The next step in the process, the conversion of formaldehyde into sugars and starches, is not necessarily a photosynthetic one, as it can be brought about by protoplasm which contains no chlorophyll or other energy-absorbing pigment. It is, however, a characteristic synthetic activity of living protoplasm. There is little definite knowledge as to how the cell protoplasm accomplishes this important task. As has been pointed out, the polymerization of formaldehyde into a sugar-like hexose, known as "acrose," can be easily accomplished by ordinary laboratory reactions, and acrose can be converted into glucose or fructose by a long and difficult series of transformations. But such processes as are employed in the laboratory to accomplish these artificial synthesis of optically-active sugars from formaldehyde can have no relation whatever to the methods of condensation which are used by cell protoplasm in its easy, almost instantaneous, and nearly continuous accomplishment of this transformation. Furthermore, these simple hexoses are by no means the final products of cell synthesis, even of carbohydrates alone. In many plants, starch appears as the final, if not the first, product of formaldehyde condensation. At least, the transformation of the simple sugars, which may be supposed to be the first products, into starch is effected so nearly instantaneously that it is impossible to detect measurable quantities of these sugars in the photosynthetically active cells of such plants. Other species of plants always show considerable quantities of simple sugars in the vegetative tissues, and some even store up their reserve carbohydrate food material in the form of glucose or sucrose. Attempts have been made to associate the type of carbohydrate formed in cell synthesis with the botanical families to which the plants belong, but with no very great success. For each individual species, however, the form of carbohydrate produced is always the same, at least under normal conditions of growth.
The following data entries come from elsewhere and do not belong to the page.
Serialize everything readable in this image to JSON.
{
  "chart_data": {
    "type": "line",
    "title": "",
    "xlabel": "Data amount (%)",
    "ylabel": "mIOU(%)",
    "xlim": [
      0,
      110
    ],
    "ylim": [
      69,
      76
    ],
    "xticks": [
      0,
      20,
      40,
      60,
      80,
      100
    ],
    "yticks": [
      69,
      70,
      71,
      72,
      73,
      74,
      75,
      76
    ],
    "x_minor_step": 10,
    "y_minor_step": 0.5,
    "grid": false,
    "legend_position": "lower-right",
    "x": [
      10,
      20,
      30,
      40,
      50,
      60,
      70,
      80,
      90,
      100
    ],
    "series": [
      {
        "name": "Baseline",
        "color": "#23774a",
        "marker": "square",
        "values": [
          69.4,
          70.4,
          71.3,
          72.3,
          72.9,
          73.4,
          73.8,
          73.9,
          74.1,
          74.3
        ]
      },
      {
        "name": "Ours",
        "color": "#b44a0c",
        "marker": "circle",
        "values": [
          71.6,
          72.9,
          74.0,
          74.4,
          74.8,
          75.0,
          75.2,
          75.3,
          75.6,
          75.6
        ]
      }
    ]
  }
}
For example, the sugar beet always stores up sucrose in its roots, although under abnormal conditions considerable quantities of raffinose are developed. Similarly, potatoes always store up starch, but with abnormally low temperatures considerable quantities of this may be converted into sugar, which becomes starch again with the return to normal conditions.

While it is impossible, with our present knowledge, to even guess at the mechanism by which protoplasm condenses formaldehyde into sugars and these, in turn, into more complex carbohydrates, the structure and relationships to each other of the final products of photosynthesis are well known, and are discussed at length in the following chapter.